The quest for gender equality
Reverse the Curse combines playground favorites (dodgeball, capture the flag, and flag football) for a wild two- team game. Throw balls and steal flags, but since players have different powers, collaboration is necessary to win.
Designers – Sebastian Barrera, Sara Catalán, Sara Cornish, Carl Landegger, MK Loomis, Ruchika Muchhala
We are six graduate students studying at School of Visual Arts’ MFA Design for Social Innovation program. Three of the six are international students, and the other three are NYC-based designers. During the 2013 semester, we took a game design course focused on creating games for social change, which inspired us to create Reverse the Curse.
Sebastian Barrera has focused on extreme poverty alleviation projects in his home country of Colombia, where he worked in the context of cross-sector partnerships seeking systemic interventions in vulnerable communities. He’s been involved in a wide range of projects from helping to create communication strategies for tech startups, to creating a multi-media platform intended to foster critical conversations and an educational framework for people in Humanitarian Aid and Development.
Sara Catalán is from Barcelona, Spain. She has a background in Interior Design and Ephemeral Architecture after her studies in IED, Barcelona. Sara has worked in projects such as Interior Design renovations of hotels, restaurants and homes, art exhibitions and the design of ephemeral structures for indoor and outdoor events like sports and retail exhibitions, concerts and food stands at different festivals. She developed an interest in art exhibitions, working as Artist Manager for Txemy, contemporary urban artist, working on installations together and organizing his exhibitions. Sara is currently focused on the topic of women´s rights, completing an internship in the Communications team of UN Women, where she works on Say NO UNiTE, a social mobilization platform on ending violence against women and girls.

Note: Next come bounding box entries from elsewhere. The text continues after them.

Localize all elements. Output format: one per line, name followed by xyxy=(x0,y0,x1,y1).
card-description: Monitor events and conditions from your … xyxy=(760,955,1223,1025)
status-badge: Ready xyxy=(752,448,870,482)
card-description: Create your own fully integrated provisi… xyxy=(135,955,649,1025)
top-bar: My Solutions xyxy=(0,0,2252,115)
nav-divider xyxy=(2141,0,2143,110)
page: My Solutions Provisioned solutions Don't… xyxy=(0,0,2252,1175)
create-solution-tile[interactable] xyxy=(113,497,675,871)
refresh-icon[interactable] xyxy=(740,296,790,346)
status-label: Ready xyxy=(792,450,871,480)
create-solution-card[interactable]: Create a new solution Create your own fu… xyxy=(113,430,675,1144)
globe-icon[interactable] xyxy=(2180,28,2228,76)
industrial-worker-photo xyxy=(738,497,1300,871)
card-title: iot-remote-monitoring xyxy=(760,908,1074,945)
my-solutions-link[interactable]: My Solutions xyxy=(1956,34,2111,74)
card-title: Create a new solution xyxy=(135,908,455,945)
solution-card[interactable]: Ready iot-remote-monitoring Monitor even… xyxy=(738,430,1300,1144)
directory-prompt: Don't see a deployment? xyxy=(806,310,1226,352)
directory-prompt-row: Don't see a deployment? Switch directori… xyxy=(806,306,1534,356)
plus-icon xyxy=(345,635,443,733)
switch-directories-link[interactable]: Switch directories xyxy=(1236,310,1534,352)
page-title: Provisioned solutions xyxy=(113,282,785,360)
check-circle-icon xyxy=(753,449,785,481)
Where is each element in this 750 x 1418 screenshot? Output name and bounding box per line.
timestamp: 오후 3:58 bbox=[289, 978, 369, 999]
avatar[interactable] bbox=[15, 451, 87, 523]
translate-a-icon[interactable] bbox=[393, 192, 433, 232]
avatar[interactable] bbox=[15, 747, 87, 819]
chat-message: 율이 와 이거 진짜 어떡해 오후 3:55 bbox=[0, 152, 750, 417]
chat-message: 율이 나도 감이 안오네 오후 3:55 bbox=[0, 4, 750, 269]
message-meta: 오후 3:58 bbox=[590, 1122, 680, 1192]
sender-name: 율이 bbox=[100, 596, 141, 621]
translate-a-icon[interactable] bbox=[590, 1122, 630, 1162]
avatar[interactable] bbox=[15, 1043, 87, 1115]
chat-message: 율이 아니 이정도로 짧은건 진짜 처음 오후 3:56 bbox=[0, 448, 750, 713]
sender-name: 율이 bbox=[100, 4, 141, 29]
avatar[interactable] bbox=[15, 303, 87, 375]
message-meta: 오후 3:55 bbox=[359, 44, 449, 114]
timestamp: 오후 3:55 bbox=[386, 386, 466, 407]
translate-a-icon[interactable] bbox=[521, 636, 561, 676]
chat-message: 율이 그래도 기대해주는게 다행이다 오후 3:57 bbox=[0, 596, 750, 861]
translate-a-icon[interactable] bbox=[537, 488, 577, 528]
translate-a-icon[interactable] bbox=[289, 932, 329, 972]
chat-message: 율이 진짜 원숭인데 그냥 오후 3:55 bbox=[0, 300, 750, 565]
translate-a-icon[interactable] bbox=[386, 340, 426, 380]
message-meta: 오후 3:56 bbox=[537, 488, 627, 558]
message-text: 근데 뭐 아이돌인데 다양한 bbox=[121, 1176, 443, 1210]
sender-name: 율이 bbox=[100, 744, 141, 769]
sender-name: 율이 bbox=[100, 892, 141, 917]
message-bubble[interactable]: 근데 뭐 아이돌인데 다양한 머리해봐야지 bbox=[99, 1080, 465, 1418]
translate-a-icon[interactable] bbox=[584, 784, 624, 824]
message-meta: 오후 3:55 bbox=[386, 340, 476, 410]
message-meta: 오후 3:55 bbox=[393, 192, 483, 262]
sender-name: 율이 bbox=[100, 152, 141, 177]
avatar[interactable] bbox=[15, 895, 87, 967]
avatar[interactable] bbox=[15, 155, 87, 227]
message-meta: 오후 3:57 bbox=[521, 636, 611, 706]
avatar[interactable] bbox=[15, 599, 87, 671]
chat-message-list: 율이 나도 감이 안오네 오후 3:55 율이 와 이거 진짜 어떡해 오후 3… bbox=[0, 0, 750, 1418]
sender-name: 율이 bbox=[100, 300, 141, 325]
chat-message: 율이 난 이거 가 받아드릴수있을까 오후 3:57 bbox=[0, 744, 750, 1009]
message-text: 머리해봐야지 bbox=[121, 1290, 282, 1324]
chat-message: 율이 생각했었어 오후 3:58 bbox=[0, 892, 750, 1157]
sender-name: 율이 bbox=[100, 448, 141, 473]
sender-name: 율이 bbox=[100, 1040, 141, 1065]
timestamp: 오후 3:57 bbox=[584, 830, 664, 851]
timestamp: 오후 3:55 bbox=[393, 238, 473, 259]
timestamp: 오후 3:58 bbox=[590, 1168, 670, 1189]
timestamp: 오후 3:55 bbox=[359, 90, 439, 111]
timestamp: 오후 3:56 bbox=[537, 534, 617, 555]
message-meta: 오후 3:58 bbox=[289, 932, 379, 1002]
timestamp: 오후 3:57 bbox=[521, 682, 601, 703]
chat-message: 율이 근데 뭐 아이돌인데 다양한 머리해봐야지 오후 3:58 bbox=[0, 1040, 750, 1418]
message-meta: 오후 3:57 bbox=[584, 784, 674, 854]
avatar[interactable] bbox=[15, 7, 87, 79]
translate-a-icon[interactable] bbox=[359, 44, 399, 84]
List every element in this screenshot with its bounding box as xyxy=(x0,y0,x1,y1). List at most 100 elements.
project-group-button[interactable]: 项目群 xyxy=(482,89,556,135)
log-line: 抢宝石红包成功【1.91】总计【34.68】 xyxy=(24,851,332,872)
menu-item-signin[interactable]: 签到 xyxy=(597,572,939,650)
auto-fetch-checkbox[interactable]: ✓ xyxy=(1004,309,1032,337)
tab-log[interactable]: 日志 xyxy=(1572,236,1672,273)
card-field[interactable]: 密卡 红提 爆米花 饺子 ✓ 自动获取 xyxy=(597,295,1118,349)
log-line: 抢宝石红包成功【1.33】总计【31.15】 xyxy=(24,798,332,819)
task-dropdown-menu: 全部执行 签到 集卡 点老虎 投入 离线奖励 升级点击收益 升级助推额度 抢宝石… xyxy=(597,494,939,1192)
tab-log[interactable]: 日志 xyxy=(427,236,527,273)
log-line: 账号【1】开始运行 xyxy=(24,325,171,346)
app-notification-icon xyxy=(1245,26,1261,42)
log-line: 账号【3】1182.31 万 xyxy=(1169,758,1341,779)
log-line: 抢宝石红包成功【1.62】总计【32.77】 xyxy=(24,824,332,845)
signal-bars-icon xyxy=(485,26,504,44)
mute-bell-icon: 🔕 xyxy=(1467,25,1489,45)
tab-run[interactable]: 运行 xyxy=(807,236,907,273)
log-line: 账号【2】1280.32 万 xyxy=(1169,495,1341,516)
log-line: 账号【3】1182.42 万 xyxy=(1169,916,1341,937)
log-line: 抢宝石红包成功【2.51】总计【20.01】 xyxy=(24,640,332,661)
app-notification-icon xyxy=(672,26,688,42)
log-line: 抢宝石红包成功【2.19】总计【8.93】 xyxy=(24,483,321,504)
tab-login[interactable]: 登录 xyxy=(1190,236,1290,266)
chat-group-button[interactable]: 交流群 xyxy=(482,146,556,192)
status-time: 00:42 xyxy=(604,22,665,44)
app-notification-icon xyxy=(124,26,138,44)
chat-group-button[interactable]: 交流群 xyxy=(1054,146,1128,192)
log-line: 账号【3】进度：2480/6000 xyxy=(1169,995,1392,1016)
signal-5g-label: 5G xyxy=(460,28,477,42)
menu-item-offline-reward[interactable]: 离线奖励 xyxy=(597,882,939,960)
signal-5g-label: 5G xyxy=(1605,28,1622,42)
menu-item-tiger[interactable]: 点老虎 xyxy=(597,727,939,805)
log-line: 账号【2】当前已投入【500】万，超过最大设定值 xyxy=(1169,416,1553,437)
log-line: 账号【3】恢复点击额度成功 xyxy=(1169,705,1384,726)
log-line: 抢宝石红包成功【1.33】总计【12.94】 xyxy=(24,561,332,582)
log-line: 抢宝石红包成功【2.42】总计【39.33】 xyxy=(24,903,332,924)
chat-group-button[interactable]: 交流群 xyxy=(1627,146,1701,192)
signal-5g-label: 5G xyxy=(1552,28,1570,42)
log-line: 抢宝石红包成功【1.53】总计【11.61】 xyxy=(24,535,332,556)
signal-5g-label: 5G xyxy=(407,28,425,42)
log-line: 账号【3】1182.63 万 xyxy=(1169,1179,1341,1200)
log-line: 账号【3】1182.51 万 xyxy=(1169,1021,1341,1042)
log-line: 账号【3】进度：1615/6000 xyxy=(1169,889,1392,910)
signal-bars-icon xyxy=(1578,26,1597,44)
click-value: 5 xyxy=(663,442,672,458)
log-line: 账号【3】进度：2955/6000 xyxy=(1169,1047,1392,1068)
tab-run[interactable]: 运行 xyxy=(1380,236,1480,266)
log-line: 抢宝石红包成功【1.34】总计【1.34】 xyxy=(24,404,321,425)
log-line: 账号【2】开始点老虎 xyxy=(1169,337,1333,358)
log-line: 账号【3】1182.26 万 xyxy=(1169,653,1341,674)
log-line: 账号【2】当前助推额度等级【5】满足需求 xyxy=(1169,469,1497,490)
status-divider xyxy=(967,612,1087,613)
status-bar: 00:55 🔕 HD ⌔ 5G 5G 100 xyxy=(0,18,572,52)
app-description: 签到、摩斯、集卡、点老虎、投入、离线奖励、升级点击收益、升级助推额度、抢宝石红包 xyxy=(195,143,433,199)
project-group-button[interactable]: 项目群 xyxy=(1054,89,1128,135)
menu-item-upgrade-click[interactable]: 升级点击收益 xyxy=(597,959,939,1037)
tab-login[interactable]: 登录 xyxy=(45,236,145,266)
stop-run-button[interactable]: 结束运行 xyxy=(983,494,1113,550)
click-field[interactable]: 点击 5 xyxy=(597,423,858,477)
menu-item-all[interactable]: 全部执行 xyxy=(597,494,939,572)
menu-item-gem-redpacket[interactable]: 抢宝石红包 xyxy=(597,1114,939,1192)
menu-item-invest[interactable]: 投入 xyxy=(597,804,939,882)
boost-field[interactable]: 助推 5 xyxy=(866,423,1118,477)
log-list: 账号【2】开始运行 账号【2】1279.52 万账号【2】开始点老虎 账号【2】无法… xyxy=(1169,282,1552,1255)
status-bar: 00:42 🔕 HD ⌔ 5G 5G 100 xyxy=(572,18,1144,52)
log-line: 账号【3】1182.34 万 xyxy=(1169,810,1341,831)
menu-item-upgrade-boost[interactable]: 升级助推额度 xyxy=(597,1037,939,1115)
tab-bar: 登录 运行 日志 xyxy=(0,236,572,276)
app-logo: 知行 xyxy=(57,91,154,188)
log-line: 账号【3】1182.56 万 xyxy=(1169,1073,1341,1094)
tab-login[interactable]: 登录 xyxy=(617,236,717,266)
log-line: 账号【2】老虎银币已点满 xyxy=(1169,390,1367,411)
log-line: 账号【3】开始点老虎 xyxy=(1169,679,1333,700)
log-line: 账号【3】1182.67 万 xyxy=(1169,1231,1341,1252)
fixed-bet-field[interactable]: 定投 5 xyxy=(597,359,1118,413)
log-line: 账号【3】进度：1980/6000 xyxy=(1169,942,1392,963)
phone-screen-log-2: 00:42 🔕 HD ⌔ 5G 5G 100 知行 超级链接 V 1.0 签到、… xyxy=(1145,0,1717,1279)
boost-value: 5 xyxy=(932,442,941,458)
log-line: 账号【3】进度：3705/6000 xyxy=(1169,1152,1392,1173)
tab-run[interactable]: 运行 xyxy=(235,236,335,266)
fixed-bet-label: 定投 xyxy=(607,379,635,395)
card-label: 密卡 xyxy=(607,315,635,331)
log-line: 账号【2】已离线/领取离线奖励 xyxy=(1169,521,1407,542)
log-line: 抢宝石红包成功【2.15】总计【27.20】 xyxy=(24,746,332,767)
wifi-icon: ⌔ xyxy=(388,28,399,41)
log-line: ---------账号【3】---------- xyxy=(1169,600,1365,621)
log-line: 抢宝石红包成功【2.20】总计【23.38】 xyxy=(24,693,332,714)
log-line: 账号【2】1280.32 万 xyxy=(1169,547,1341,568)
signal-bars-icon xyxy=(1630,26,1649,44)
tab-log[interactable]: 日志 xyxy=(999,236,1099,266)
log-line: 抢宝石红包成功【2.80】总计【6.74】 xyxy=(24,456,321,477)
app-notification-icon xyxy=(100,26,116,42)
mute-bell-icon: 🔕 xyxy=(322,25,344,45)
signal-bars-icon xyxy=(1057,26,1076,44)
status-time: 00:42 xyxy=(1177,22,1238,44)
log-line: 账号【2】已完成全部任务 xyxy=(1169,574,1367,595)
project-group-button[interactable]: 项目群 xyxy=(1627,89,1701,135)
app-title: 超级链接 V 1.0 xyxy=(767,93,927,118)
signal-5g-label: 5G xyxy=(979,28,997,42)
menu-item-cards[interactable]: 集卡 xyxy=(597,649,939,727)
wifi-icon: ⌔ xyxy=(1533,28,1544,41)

Sara Cornish is an communication strategist with a passion for business-driven social impact. She has worked for several NYC advertising agencies as a brand strategist and account manager for global healthcare clients. Sara is currently part of the Communications team at UN Global Pulse, an innovation initiative launched by the UN Secretary-General to explore how new digital data sources can track social and economic crises in real time. At SVA’s Design for Social Innovation MFA program, she’s focusing on emerging forms of corporate social responsibility and values-driven communication. Sara graduated from Vassar College with a BA in Urban Studies. Outside of work, Sara captains a women’s club ultimate Frisbee team and loves playing capture the flag in Brooklyn’s parks.
Carl Landegger puts the “funk” into Design for Social Innovation. Born in Rio de Janeiro, Brazil and growing up in the City of New York gave him a very unique, artistic view of the world. He was first subjected to street art in 1989 and still continues to communicate his voice within the surrounding environment today. His true passion in life has been transforming informational design and the mural making process into teaching a new form of art education to the youth. Working within design for almost a decade now, he specializes in branding, type, and web design within the non-for-profit, fashion, photography, and start-up sectors. Thanks to the School of Visual Arts, he has now become a social innovator excelling within community engagement, game design, and visual communications.
MK Loomis is a perpetually curious Interactive Designer passionate about creating meaningful experiences for big brands and the healthcare industry. She is currently designing with Publicis-owned agency MRY and thrives in the fast-paced and collaborative environment of an Advertising Agency. She hopes to use the principles of Design and Social Innovation to influence client’s methods for engaging communities and developing culture.
Ruchika Muchhala is of Indian roots, born and raised in Indonesia and Singapore. She has worked on several documentary projects as an editor and television series as a writer and director. Her directorial debut is “The Great Indian Marriage Bazaar,” a documentary in which she navigates through the complex system of arranged marriages in modern-day India. The film aired internationally on various television channels, including BBC World, and at women’s and international film festivals in 2012. Asides from production, Ruchika has worked on several community media projects with organizations such as Video Volunteers, WITNESS and WAVE, and as a new media producer with RealNetworks (Realplayer) in the Asia-Pacific region. She is interested in expanding her work in non-fiction storytelling by using interactive design and exhibiting on multiple platforms.